Ce n'est pas le type qui prend la parole en premier. Pendant que les autres parlent, le Philosophe silencieux semble écouter sans rien dire. En réalité, les mots bougent déjà dans sa tête. De quoi parle-t-on exactement ? Est-ce que tout le monde utilise ce mot dans le même sens ? Avancer avec des contours flous lui donne une impression persistante d'inconfort.
Son outil de pensée, ce sont les mots. Quand une chose vague reçoit un nom, quand des idées éparses se relient soudain autour d'un même sens, son énergie se concentre. Lire, écrire ou parler en pensant lui vient naturellement ; il reste rarement enfermé dans sa tête. Il peut faire tourner longtemps une même question et ne se satisfait pas d'une réponse de surface.
La contrepartie est nette. Il lui est difficile de commencer sans comprendre. Il choisit souvent de comprendre avant d'essayer, ce qui rend le premier mouvement plus lourd. Dans les échanges improvisés, les mots peuvent se bloquer, puis revenir plus tard sous la forme : c'est cela que je voulais dire. Le temps que la pensée devienne phrase, la conversation est parfois déjà passée ailleurs.

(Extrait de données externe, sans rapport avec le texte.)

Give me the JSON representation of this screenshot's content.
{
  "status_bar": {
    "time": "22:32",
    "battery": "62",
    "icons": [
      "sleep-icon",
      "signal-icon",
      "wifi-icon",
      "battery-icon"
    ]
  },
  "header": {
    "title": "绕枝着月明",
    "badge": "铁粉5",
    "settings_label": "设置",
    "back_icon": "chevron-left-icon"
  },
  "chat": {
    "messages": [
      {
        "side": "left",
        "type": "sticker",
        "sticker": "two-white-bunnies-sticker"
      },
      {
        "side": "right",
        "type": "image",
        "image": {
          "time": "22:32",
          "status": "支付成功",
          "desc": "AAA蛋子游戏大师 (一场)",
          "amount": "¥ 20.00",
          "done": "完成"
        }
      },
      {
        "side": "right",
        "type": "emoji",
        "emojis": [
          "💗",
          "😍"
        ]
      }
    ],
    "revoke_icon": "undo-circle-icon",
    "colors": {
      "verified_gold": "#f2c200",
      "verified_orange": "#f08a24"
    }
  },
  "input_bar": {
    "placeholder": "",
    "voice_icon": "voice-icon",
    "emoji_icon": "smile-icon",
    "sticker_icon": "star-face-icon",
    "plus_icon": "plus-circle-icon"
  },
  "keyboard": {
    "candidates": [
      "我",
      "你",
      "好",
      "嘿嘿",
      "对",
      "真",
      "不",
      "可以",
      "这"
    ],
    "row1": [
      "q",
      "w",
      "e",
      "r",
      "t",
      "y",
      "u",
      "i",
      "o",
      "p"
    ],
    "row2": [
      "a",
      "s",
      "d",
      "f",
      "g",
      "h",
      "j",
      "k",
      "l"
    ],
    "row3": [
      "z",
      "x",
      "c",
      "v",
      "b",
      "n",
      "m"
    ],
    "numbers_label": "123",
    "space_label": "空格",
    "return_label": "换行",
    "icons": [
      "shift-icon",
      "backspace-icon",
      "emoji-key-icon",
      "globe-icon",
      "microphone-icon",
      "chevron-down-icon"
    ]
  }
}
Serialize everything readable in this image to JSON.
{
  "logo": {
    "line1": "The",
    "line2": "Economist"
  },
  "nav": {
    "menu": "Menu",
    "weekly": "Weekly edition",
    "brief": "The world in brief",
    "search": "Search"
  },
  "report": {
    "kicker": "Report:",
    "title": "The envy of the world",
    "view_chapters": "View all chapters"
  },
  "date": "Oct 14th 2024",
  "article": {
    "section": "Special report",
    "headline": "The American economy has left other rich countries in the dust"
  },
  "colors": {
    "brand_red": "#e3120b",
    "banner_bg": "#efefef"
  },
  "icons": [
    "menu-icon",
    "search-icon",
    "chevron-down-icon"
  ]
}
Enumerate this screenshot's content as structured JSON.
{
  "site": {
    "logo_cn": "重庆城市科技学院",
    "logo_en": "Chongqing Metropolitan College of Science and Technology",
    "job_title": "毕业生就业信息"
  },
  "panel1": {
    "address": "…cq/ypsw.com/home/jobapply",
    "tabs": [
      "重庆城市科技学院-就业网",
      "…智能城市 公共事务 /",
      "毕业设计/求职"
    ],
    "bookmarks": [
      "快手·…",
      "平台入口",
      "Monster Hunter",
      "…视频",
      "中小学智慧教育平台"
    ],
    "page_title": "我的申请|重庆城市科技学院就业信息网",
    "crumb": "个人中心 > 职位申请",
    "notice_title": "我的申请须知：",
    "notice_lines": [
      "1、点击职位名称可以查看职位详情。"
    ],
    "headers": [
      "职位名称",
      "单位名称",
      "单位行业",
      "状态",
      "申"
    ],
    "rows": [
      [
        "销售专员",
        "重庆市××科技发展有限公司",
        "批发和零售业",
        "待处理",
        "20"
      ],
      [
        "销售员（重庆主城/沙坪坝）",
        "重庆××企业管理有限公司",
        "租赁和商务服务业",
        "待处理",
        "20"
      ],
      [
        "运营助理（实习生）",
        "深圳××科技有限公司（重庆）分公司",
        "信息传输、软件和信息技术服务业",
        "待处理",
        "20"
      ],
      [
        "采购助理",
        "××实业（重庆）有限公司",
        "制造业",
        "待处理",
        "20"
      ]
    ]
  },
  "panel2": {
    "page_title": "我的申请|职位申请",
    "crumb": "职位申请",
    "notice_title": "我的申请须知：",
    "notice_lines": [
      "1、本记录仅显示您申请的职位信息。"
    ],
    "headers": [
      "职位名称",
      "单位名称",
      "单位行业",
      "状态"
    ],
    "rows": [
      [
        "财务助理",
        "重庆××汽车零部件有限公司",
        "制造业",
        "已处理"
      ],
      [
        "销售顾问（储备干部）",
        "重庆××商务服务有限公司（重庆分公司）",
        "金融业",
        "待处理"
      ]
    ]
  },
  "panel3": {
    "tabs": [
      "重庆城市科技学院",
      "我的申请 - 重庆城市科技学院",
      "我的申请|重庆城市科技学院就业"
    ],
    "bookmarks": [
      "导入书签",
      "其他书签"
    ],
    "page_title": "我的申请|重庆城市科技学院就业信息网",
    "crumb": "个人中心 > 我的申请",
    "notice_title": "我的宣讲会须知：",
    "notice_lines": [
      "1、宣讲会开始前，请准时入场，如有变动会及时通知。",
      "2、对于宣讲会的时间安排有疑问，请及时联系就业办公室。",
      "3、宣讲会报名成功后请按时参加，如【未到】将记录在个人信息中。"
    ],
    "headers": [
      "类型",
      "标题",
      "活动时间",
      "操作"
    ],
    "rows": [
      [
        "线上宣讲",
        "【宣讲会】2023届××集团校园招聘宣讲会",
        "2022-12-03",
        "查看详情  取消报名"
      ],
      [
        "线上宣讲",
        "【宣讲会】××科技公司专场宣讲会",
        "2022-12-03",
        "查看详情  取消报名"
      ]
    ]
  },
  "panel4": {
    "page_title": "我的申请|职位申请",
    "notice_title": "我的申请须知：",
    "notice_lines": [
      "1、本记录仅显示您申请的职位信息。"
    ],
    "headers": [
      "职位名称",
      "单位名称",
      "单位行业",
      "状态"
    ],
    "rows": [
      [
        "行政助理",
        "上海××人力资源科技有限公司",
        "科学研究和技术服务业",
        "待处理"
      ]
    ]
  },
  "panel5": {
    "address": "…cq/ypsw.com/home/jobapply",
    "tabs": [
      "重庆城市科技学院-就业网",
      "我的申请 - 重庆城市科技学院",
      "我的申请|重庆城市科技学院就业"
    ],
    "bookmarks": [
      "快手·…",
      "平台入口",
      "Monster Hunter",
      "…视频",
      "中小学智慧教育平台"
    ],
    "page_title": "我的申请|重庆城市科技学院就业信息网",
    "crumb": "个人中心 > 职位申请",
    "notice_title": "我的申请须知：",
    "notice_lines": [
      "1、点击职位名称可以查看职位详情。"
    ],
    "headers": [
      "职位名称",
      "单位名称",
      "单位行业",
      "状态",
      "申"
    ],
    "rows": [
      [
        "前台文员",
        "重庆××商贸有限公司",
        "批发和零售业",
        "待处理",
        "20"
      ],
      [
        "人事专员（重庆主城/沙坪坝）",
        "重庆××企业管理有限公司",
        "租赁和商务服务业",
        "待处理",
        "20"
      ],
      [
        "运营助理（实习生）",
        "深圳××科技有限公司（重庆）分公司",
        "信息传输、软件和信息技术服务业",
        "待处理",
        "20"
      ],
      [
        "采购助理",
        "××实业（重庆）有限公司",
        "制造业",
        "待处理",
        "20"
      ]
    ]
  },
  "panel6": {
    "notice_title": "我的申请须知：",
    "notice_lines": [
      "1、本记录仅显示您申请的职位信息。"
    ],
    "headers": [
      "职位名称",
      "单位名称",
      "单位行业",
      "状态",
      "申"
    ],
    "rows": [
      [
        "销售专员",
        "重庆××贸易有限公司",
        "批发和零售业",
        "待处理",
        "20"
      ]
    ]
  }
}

Le levier consiste à bouger avant de tout comprendre. Poser la compréhension comme provisoire, puis vérifier en avançant. Une fois lancé, ce type a largement la capacité de reconstruire en cours de route.
Forces
Vous pouvez reprendre une impression floue ou des propos dispersés, les organiser en mots et faire apparaître ce qui les relie.
Vous pouvez revenir encore à la question est-ce vraiment cela, chercher s'il existe un autre angle, sans vous arrêter à une réponse trop rapide.
Vous absorbez plus facilement une idée nouvelle en la reliant à ce que vous avez déjà lu, entendu ou compris, plutôt qu'en repartant de zéro.
Points d'attention
Quand le sens reste vague, le premier mouvement peut devenir lourd, car comprendre d'abord passe avant essayer pour voir.
Dans les échanges rapides, les mots n'arrivent pas toujours à temps, et vous pouvez avoir envie de reconstruire votre réponse après coup.
Une intuition ou une gêne difficile à expliquer peut être mise de côté, comme si elle ne comptait pas tant qu'elle n'est pas formulable.